Public radio station WEKU-88.9 FM has signed a three-year deal to launch its long-discussed classical music station in Central Kentucky.
Beginning July 1, WKYL-102.1 FM in Lawrenceburg will be home to the genre that defined WEKU before the Richmond-based station's switch last year to news and talk, which irked some longtime listeners.
"It's been a long wait, but we're looking forward to getting on the air and finding out how we can be the voice of the arts in Central Kentucky," said WEKU station manager Roger Duvall. "That's kind of a secondary focus we're going to have.
"It's a music station, but we want to be able to talk about arts of all kinds on that station, as well as 88.9."
Never miss a local story.
WEKU has received more than $45,000 of the $50,000 that Duvall estimates it will need annually to run the classical station. The station is seeking donations from supporters, and Duvall said it plans to solicit corporate support.
"Even though we have that base of support, there are other things that come due," he said.
The new station is likely to do one fund-raising drive a year, and the staff is considering November, he said.
WEKU is leasing the new station from Frankfort-area office developer C. Michael Davenport, who bought the frequency about 1996. The station now airs smooth jazz, and Duvall said fans shouldn't be worried that jazz will disappear from the airwaves.
"Jazz will probably be weekend nights, and the rest will be classical," he said. "We're also talking with folks in the area about specialty jazz programs."
WEKU had hoped to launch the station last year, when it switched its formats to news and talk, a move leaders said the station made to combat declining contributions and audiences. But talks with a different frequency operator fell through.

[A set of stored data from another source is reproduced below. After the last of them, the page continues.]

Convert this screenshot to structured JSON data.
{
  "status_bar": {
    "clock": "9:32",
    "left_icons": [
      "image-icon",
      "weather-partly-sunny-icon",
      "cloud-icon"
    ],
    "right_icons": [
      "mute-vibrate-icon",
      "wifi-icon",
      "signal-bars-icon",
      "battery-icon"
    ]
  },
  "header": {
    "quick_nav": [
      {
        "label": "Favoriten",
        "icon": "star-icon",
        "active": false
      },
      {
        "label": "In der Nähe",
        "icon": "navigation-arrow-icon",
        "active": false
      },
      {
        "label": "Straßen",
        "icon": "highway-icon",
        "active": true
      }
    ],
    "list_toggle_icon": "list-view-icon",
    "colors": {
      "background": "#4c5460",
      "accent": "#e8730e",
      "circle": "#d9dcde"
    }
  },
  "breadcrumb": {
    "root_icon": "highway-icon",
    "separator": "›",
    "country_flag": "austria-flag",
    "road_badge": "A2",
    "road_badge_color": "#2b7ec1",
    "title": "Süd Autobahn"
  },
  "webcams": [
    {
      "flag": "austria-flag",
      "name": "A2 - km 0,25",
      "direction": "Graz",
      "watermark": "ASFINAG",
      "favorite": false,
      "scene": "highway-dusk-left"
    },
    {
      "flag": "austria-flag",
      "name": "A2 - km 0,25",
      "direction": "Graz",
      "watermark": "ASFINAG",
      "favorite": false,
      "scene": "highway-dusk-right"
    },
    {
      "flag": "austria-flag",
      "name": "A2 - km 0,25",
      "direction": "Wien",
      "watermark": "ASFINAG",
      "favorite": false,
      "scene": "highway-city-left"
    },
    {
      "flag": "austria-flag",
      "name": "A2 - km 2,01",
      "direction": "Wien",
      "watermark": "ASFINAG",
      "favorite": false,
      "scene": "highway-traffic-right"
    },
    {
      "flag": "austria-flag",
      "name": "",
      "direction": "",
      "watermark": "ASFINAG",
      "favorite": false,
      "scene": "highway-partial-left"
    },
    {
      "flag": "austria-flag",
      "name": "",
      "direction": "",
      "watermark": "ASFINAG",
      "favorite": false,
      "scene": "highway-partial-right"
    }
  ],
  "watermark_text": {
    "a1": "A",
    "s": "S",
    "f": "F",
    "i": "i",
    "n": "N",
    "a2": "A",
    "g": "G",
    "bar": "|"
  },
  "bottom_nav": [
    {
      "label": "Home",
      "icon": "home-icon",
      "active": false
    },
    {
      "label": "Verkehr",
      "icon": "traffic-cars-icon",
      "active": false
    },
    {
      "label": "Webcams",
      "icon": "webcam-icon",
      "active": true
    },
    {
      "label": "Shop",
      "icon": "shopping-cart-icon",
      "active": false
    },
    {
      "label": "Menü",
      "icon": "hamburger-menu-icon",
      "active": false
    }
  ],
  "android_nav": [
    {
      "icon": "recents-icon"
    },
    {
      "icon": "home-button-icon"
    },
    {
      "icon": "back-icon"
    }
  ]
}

Since then, WEKU has continued to air classical music in the evening and overnight. It will continue to do so because the reach of the new station is limited.
WEKU reaches a large part of Central, south-central and Eastern Kentucky, but WKYL reaches parts of only 25 counties around Lawrenceburg, and many of those are on the fringe of its signal. In fact, parts of Lexington are considered distant or fringe listening areas, according to WEKU's calculations.